The NAR reported yesterday that the median price fell to $206,500 from $223,500 a year earlier. Sales of single-family houses and condominiums fell 16% to 4.913 million at an annualized pace.
The biggest declines reported were in Sacramento, with a 36% drop, followed by the metropolitan areas around Cape Coral and Ft. Myers, Florida, down 33%.
Riverside and San Bernardino, Calif. prices dropped just under 33%, and Los Angeles dropped 30%, according to the report. The metropolitan New York area, including parts of northern New Jersey and Long Island, fell over 5%, and Boston dropped 11%.
"It's getting worse," RealtyTrac's executive vice president for marketing astutely noted. "The number of properties that have been foreclosed on by the banks and still haven't sold is the highest we've ever seen."
New Sinkhole in Financial Crash: College Loans Disappearing
Aug. 12 (EIRNS)Student loans for the 2008-09 college year are disappearing around the country, as a fresh casualty of the deepening financial collapse. The Chronicle of Higher Education cites estimates that 200,000-300,000 students, or about 3% of college undergrads, have lost the loans they had lined up for the coming year, and some fraction of that number will have to drop out. The private market for student lending had grown to $17 billion annually as college tuitions skyrocketed and Federal support fell; but now, that private market is disappearing.
As the U.S. banking system becomes more and more unable to provide or arrange credit and loans, the college loan crisis is worsening. The Massachusetts Educational Financing Authority on Aug. 1 suspended loans entirely to 32,000 students' families, because the Authority could not issue bonds as it does every year. Gov. Deval Patrick (D) tried to get state pension funds to buy $50 million in these bonds as an emergency measure, but the state treasurer refused to authorize the investment. CBS-TV reported on families of students going to Massachusetts colleges using credit cards, or trying to line up home equity loansgiving the college student his or her own mortgage to pay on leaving school. Some succeed, but banks are also cancelling home equity credit lines around the country.

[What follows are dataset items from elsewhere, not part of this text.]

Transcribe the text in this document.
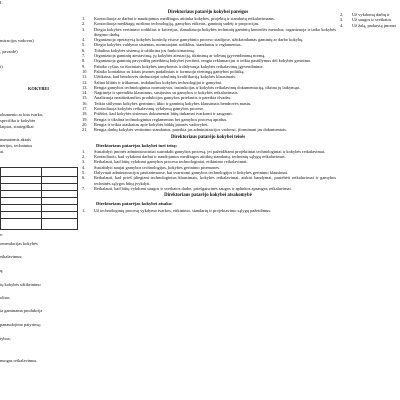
I.
nstracijos vadovas)
, pavardė)
i)
KOKYBEI
okumento ar kita tvarka,
specifika ir kokybės
laiptas, strategiškai
numatomis aktais
nerijos, techninius
ai.
e:
omendacijas kokybės
eikalavimus;
ų;
ių kokybės užtikrinimo
oliuo;
ia gaminama produkcija
panaudojimo patyrimą;
tybos;
nuogas reikalavimus.
Direktoriaus patarėjo kokybei pareigos
1.	Kontroliuoja ar darbai ir naudojamos medžiagos atitinka kokybės, projektų ir standartų reikalavimams.
2.	Kontroliuoja medžiagų ruošimo technologiją, gamybos etiketas, gaminių sudėtį ir proporcijas.
3.	Diegia kokybės vertinimo rodiklius ir kriterijus, išanalizuoja kokybės techninių gaminių kontrolės metodus; organizuoja ir taiko kokybės diegimo darbą.
4.	Organizuoja operatyvią kokybės kontrolę visose gamybinio proceso stadijose, užtikrindamas gaminių ar darbo kokybę.
5.	Diegia kokybės valdymo sistemas, normiuojant rodiklius, standartus ir reglamentus.
6.	Tobulina kokybės sistemą ir užtikrina jos funkcionavimą.
7.	Organizuoja gaminių atestavimą, jų kokybės atestaciją, tikrinimą ar tolesnę įgyvendinamą normą.
8.	Organizuoja gaminių pavyzdžių pateikimą kokybei įvertinti, rengia reklamacijas ir teikia pasiūlymus dėl kokybės gerinimo.
9.	Palaiko ryšius su išoriniais kokybės tarnybomis ir dalyvauja kokybės reikalavimų įgyvendinime.
10.	Palaiko kontaktus su kitais įmonės padaliniais ir formuoja vieningą gamybos politiką.
11.	Užtikrina, kad bendrovės darbuotojai tobulintų kvalifikaciją kokybės klausimais.
12.	Šalina kliūtis ir trūkumus, trukdančius kokybės technologijai ir gamybai.
13.	Rengia gamybos technologinius normatyvus, instrukcijas ir kokybės reikalavimų dokumentaciją, tikrina jų laikymąsi.
14.	Nagrinėja ir sprendžia klausimus, susijusius su gamybos ir kokybės reikalavimais.
15.	Analizuoja neatitinkančios produkcijos gamybos priežastis ir pateikia išvadas.
16.	Teikia siūlymus kokybės gerinimo, ūkio ir gaminių kokybės klausimais bendrovės mastu.
17.	Kontroliuoja kokybės reikalavimų vykdymą gamybos procese.
18.	Prižiūri, kad kokybės sistemos dokumentai būtų tinkamai tvarkomi ir saugomi.
19.	Rengia ir tikslina technologinius reglamentus bei gamybos procesų aprašus.
20.	Rengia ir teikia ataskaitas apie kokybės būklę įmonės vadovybei.
21.	Rengia darbų kokybės vertinimo standartus, pateikia jas administracijos vadovui, įforminant jas dokumentais.
Direktoriaus patarėjo kokybei teisės
Direktoriaus patarėjas kokybei turi teisę:
1.	Sustabdyti įmonės administraciniai sutrinkdti gamybos procesą, jei pažeidžiami projektiniai technologiniai ir kokybės reikalavimai.
2.	Kontroliuoti, kad vykdomi darbai ir naudojamos medžiagos atitiktų standartų, techninių sąlygų reikalavimus.
3.	Reikalauti, kad būtų vykdomi gamybos proceso technologiniai, etikinimo reikalavimai.
4.	Sustabdyti naujai gamybos technologijas, kokybės gerinimo priemones.
5.	Dalyvauti administracijos pasitarimuose, kai svarstomi gamybos technologijos ir kokybės gerinimo klausimai.
6.	Reikalauti, kad prieš įdiegiant technologinius klausimais, kokybės reikalavimai, atskiri bandymai, pastebėti reikalavimai ir gamybos techninės sąlygos būtų įvykdyti.
7.	Reikalauti, kad būtų vykdomi saugos ir sveikatos darbe, priešgaisrinės saugos ir aplinkos apsaugos reikalavimai.
Direktoriaus patarėjo kokybei atsakomybė
Direktoriaus patarėjas kokybei atsako:
1.	Už technologinių procesų vykdymo tvarkos, etikinimo, standartų ir projektavimo sąlygų pažeidimus.
2.	Už vykdomų darbų ir
3.	Už saugos ir sveikatos
4.	Už žalą, padarytą įmonei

The Michigan Student Loan Finance Agency suspended its lending a month ago (23,000 loans lost). The New Hampshire Higher Education Lending Agency did the same on July 31 (6,000 loans lost). These are considered "private," though state-supported, lenders.
The private loans available, increasingly, are adjustable-rate credits, with no interest rate cap. Federal loan-support programs are available, but their interest rates have risen to the 8-9% level. More than 120 lenders have dropped out of the Federal student loan program. On Aug. 11, the sinking Wachovia Bank Corp., the sixth-largest student lender, suspended its undergraduate loan program. Since June, Citicorp (Student Loan Corp.), Bank of America, and JP Morgan Chase had already suspended theirs.